Panda lebih lucu dari monyet

 15 Mar 2012

Hai. Namaku Amanda Ferischa (cukup dua kata itu aja ya, the rest of it will be my family name) bisa dipanggil… Oh well, apa aja. Sepanjang masih berhubungan dengan nama aku sih ya sah-sah aja, tapi jangan harap aku bakalan noleh kalau dipanggil dengan "Hey, MONYET!" karena jelas aku bukan penggemar teori evolusi Darwin. Disamain sama kayak simpanse?!? Mending juga sodaraan sama panda. At least, panda jauh lebih lucu.

PandaPanda jauh lebih lucu dari monyet, menurut Amanda.
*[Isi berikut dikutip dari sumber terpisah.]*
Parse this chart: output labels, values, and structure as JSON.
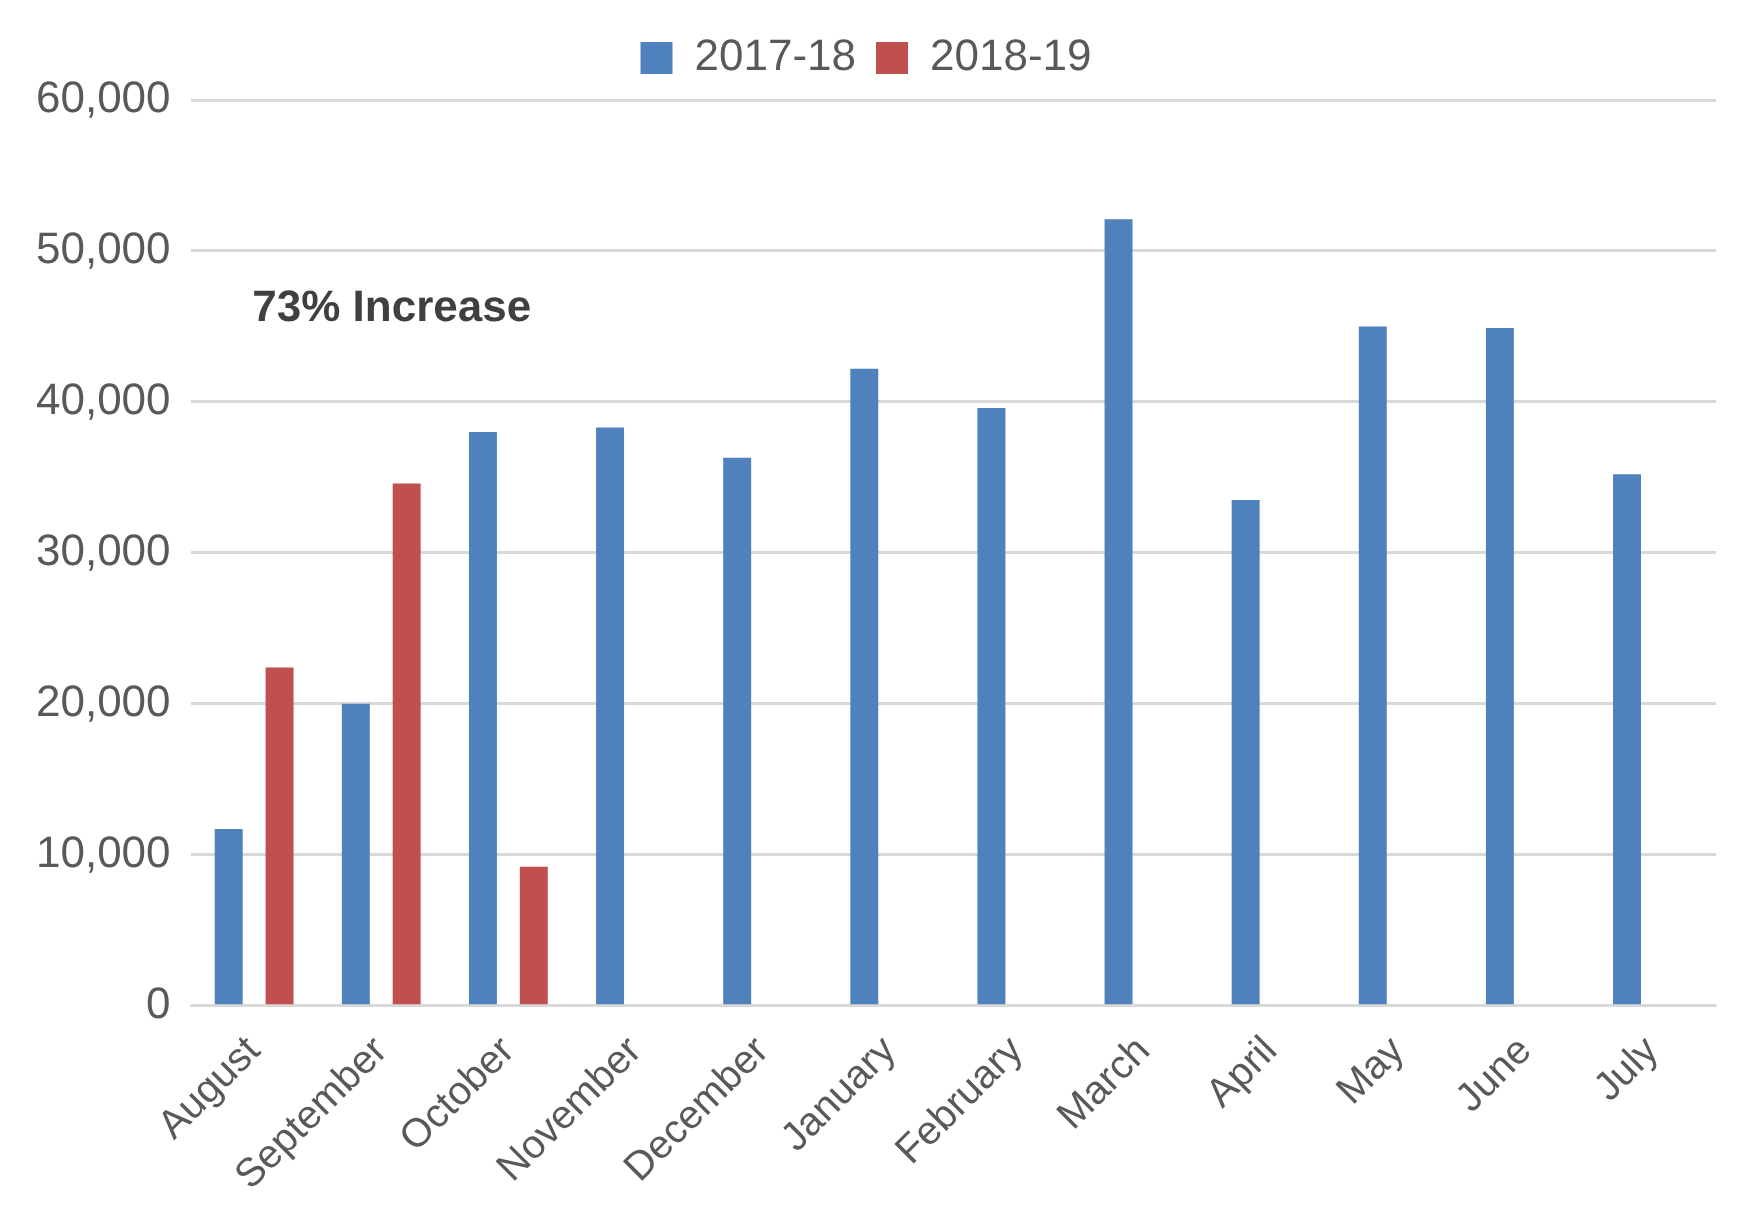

Ah sudahlah. Teori evolusi bukan bidangku. This time, I write my blog post di Neytap. Kalau masih ada yang tanya Neytap itu apa… Tanyalah Thomas; dia yang bikin. Aku sih ngetik doangan kali ya. BTW ngomong pakai aku-aku begini kok jadinya kalau dibaca kayak gaya ngomong mas Anang?! Back to this Neytap thing. I help Thomas to write (submit tulisan ini dari… Memopad BlackBerry) and helping him to promote his Neytap stuff. Otakku kayaknya udah kelamaan ngga dipake mikir dan berakibat pada ingatan jangka pendekku.

[Thomas disini! Gw minta tolong Amanda menulis disini untuk menetralkan blog ini supaya ga terkesan terlalu, well, vulgar.]

Kalau selama ini Thomas bercerita tentang kos-kosan (which I never experienced before) yang pernah dia tinggalin di seputar Jakarta itu, well… Aku belum pernah ngekos. Seumur hidup yang namanya ngekos itu ngga pernah masuk ke kosakata dalam kehidupan aku sehari-hari. Kecuali dua abang aku, yah. Aku dari dulu sih nempelnya sama Papa.

Tapi, biarpun ngga pernah ngekos… Wait. Dulu aku sama Mama pernah tinggal di rumah tante aku, for awhile. Itu dihitung ngekos ngga sih? Since we're not pay for anything in that house… Masuk definisi ngekos ngga tuh?

Berhubung ngetik dari Memopad BlackBerry, aku capexxx pakai x. Ntar lanjut lagi yaaa kisses and hugs! Ciao xo you dada bubye!